Plotting for various terms, arranging the shortest term is the most profitable because the payments are higher and the loan is paid-down quicker lessening the interest paid.

The present values of all cash flows are:

Loan: -100000

Yearly revenue: 2000 a_[4, 0.05] = 2000 (1 - 1.05^-4)/0.05 = 7091.90

Sale: 130000 (1.05)^-5 = 101858.40

Therefore, the net present value is 101858.40 + 7091.90 - 100000 = 8950.30 at the time of the issuance of the loan. Assumptions are that the interest rate on the loan is constant and reflects, irrespective of the schedule of payments, the effective annual rate of interest. Also, the revenue is paid at the end of each year, and the sale occurs at the end of five years.

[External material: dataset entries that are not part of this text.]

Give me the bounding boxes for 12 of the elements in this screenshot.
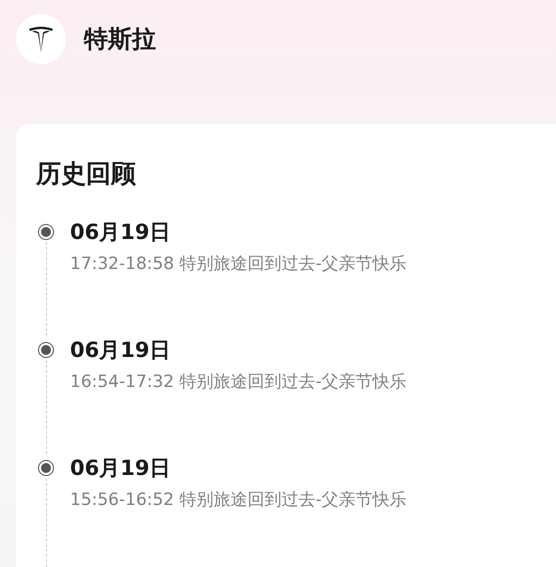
timeline-dot: [38, 460, 54, 476]
entry-date: 06月19日: [70, 219, 172, 246]
entry-detail: 16:54-17:32 特别旅途回到过去-父亲节快乐: [70, 371, 407, 394]
page-title: 特斯拉: [84, 24, 156, 55]
entry-detail: 17:32-18:58 特别旅途回到过去-父亲节快乐: [70, 253, 407, 276]
entry-date: 06月19日: [70, 337, 172, 364]
entry-detail: 15:56-16:52 特别旅途回到过去-父亲节快乐: [70, 489, 407, 512]
entry-date: 06月19日: [70, 455, 172, 482]
card-title: 历史回顾: [36, 158, 137, 190]
timeline-dot: [38, 342, 54, 358]
t-logo-icon: [28, 25, 54, 53]
timeline-dot: [38, 224, 54, 240]
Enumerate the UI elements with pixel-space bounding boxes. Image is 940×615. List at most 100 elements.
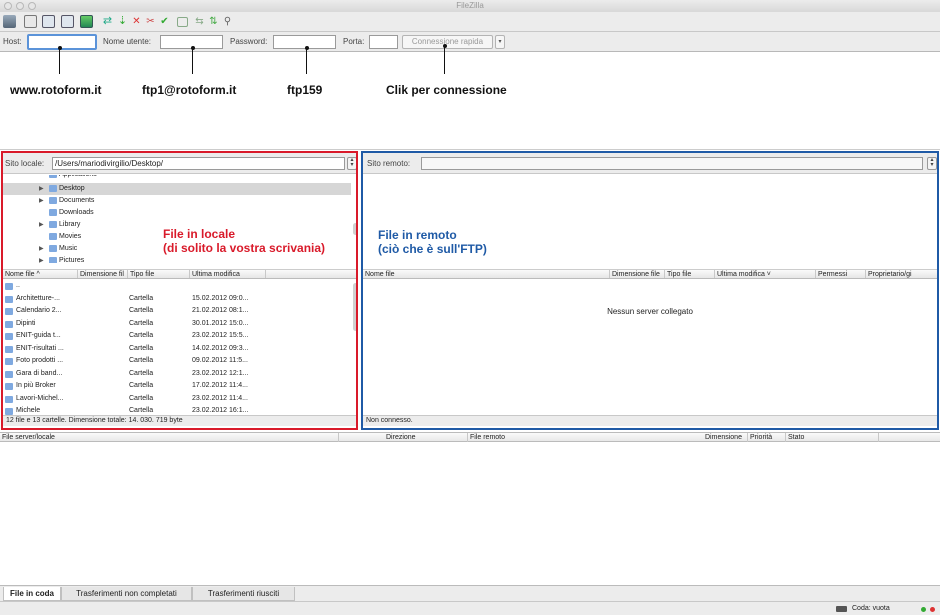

There is no need to do any additional computations to account for the loan structure: the equation of value must balance for any fixed valuation point, and all cash flows are simply discounted or accrued to represent their present values at that time point.

I should also mention that this calculation does not depend on the term of the loan, as long as it is at least 5 years. This is because the proceeds from the resale of the property would be used to pay off the loan balance in full. Otherwise, additional unstated assumptions would come into play, such as the interest rate that you could receive by investing the proceeds of the resale.

If you wanted to calculate the NPV at other points in time, we would need additional assumptions about how payments on the loan are structured, as well as how the revenue from ownership of the property is received. If you wanted to calculate the net accumulated value at the time that the resale is made--that is to say, what is your profit at the conclusion of these transactions, simply accrue the above NPV for five years at 5%.